I’ve reclaimed my life and I now allow the death of my son to open doors for me. I’ve asked the God of my Understanding to give me courage to go through those doors and to be blessed by what awaits me on the other side. And I have been blessed.
A balance of grief and joy await us while we’re busy tending to our broken hearts, while we’re “busy making other plans”. I don’t want to diminish anyone’s early days of intense grief, because unfortunately, one must traverse the preliminary and seemingly unnavigable terrain.
Transformation is absolutely doable; it is a conscious effort, however.
I didn’t waste time grieving, even though it was for longer than I expected it to be. I did a fair amount of emotional bloodletting during my intense grief period. Grief is a dynamic process; it requires our full attention, maybe for perpetuity. I am constantly aware that I have lost a child. The knowledge never leaves me be. I will never be able to shake the shock of his death.
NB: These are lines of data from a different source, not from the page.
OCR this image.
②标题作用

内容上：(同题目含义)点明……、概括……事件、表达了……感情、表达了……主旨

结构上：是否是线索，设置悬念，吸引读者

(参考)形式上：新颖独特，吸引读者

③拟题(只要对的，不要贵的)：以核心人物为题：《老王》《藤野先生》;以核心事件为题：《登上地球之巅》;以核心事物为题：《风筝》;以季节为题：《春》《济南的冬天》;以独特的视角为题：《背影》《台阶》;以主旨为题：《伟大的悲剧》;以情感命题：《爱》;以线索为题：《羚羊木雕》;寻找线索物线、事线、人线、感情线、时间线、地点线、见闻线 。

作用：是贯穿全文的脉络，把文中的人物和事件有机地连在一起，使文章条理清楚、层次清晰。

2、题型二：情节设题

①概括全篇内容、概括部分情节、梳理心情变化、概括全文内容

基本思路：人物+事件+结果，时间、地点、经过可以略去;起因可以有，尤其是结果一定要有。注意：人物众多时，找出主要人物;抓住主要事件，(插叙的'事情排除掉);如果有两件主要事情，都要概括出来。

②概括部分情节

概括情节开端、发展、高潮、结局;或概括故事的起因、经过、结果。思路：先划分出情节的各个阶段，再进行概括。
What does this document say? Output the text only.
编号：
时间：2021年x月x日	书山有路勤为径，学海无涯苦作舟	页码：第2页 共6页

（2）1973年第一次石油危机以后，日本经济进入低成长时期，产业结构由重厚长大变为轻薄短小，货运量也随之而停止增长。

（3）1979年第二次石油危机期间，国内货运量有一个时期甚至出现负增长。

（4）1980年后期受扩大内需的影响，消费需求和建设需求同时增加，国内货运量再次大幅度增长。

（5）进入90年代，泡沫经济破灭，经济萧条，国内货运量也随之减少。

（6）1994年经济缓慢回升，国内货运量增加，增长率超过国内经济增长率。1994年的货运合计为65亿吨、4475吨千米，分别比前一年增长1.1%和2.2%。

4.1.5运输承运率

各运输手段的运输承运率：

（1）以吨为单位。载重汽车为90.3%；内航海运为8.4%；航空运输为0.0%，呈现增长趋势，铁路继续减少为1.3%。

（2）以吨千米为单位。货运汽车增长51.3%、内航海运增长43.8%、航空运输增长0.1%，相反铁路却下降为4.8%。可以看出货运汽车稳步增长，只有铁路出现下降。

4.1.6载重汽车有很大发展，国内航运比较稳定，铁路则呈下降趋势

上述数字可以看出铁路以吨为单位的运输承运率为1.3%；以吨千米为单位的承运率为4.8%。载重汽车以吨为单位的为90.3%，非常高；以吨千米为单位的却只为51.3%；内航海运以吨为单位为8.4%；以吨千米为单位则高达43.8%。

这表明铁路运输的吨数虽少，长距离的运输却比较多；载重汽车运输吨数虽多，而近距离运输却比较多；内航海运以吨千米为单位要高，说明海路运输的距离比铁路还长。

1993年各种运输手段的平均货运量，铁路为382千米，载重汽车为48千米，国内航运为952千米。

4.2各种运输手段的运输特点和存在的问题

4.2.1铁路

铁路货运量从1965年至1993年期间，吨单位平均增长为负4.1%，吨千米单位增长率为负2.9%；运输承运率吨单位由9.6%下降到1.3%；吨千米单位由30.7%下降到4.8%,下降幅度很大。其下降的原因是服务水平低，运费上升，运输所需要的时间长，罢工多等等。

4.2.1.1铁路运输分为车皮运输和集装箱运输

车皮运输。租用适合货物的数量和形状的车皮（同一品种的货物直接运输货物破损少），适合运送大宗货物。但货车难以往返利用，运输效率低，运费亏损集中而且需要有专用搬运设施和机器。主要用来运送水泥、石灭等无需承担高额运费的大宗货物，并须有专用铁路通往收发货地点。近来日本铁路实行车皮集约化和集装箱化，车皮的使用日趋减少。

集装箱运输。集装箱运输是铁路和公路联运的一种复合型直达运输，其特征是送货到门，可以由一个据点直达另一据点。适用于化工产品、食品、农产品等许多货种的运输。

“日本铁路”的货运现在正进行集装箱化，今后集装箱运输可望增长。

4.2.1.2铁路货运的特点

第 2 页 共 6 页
Grief is a constant readjustment to life – life, the one that is fleeting, as elusive as a deep emotion you can’t escape, but also know you can’t stay in. We’ve got to loosen our grip on grief if we want to reach for life and renewal of relationships neglected largely by our absence while we nursed ourselves back to emotional health.
We just had the fifth angelversary of my son’s passing. I did things differently this year. I did my level best to not think about the night my son died. I was mostly successful. Each time a memory arose, I brushed it aside and replaced it with another thought, task, song…one that warmed my aching heart enough to get through the day.
I choose to think of how he lived before the bottom fell out for him. I choose to think of his joy over his own son. I choose to think of all the amazing things about him, and I choose to celebrate his life — doing so is the best I can do. Oh, even beautiful memories are double-edged, bittersweet, and unpredictable in their effects on my heart.
Ah, the heart, it heals slowly, but it does heal. I allowed myself to be entombed for three-and-a-half years before I allowed myself to thaw, before I allowed myself to be emotionally touched again. I’m not the same person I was during my son’s illness and ultimate death. I believe in some ways this is a good thing. I’m less selfish. I’m more present in my life and so, in the lives of others.
I’m learning to love myself and to give myself a life of quality, intermittent joy, and acceptance of the fact that loss is the luck of the draw. No one is to blame. When your number is up, your number is up. Our loved one’s life ends, and we’re left with big gaping holes where he or she used to be. What we fill it with is the most important lesson from our losses.
Even in deep, guttural grief, we are capable of inculcating lessons that will transform us, if only we can wipe our eyes long enough to see them. Life proceeds with or without us. The life train has made many return trips without me getting on one. I don’t want to miss the next one.